Vitamin B12 is an essential nutritional co-factor for the folate and methionine cycles, which together constitute one-carbon metabolism. Here, we show that dietary uptake of vitamin B12 modulates cell fate decisions controlled by the conserved RAS/MAPK signaling pathway in C. elegans. A bacterial diet rich in vitamin B12 increases vulval induction, germ cell apoptosis and oocyte differentiation. These effects are mediated by different one-carbon metabolites in a tissue-specific manner. Vitamin B12 enhances via the choline/phosphatidylcholine metabolism vulval induction by down-regulating fat biosynthesis genes and increasing H3K4 tri-methylation, which results in increased expression of RAS/MAPK target genes. Furthermore, the nucleoside metabolism and H3K4 tri-methylation positively regulate germ cell apoptosis and oocyte production. Using mammalian cells carrying different activated KRAS and BRAF alleles, we show that the effects of methionine on RAS/MAPK-regulated phenotype are conserved in mammals.
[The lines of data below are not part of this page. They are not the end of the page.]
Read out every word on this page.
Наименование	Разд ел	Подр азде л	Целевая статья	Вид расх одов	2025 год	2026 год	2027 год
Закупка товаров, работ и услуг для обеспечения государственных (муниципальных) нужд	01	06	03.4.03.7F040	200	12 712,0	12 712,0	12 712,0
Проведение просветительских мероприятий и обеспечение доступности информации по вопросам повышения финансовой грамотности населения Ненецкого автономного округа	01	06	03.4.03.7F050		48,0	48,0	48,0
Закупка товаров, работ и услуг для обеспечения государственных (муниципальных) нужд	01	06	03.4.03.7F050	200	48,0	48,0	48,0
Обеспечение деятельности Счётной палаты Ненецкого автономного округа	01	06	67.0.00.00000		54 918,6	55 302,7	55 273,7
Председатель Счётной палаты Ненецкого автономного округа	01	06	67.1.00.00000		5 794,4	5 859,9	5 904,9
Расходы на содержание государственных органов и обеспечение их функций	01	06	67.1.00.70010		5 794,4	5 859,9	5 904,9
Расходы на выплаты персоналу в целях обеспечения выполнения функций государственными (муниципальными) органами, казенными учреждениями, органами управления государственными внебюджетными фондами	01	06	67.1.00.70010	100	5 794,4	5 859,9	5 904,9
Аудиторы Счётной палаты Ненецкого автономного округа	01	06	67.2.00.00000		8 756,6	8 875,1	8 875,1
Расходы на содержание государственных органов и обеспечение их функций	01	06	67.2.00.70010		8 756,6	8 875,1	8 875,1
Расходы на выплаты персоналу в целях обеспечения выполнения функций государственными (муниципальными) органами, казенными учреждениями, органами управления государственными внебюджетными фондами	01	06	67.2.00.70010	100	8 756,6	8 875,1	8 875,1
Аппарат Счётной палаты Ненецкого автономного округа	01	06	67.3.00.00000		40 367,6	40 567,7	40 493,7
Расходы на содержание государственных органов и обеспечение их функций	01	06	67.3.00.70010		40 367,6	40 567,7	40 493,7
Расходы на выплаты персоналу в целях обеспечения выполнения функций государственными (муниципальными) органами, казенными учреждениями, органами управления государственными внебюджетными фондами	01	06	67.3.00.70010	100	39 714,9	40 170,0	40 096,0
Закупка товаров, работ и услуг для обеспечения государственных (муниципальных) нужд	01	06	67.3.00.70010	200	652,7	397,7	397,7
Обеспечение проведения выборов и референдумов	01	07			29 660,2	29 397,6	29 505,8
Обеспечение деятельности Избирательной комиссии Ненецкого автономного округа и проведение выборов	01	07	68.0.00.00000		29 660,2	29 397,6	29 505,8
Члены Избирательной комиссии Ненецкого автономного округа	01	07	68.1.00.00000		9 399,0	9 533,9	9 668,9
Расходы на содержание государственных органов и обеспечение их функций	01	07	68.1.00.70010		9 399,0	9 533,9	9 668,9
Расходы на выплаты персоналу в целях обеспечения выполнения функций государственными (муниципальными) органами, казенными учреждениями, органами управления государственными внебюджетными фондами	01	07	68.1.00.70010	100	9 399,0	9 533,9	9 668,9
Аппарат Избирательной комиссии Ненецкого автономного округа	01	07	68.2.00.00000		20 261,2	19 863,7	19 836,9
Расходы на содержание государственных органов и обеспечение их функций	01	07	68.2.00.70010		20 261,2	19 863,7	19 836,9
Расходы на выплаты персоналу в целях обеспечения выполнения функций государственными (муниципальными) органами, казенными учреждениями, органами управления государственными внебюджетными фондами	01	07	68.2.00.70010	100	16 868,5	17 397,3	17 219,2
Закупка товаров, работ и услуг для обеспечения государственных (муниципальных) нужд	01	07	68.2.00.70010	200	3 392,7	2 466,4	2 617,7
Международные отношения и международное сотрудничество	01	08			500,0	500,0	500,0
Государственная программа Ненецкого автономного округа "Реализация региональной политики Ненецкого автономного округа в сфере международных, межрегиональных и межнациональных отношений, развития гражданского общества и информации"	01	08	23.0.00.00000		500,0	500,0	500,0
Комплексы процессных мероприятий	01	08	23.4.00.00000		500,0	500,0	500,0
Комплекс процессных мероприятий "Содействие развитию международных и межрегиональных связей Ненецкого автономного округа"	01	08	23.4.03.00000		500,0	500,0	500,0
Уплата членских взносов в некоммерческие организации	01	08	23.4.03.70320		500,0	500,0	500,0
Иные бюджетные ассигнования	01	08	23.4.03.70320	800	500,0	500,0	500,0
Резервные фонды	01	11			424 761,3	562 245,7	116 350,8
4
Our findings suggest that the vitamin B12-dependent one-carbon metabolism is a limiting factor for diverse RAS/MAPK-induced cellular responses.

Suggested Citation

  • Ana Cristina Laranjeira & Simon Berger & Tea Kohlbrenner & Nadja R. Greter & Alex Hajnal, 2024. "Nutritional vitamin B12 regulates RAS/MAPK-mediated cell fate decisions through one-carbon metabolism," Nature Communications, Nature, vol. 15(1), pages 1-18, December.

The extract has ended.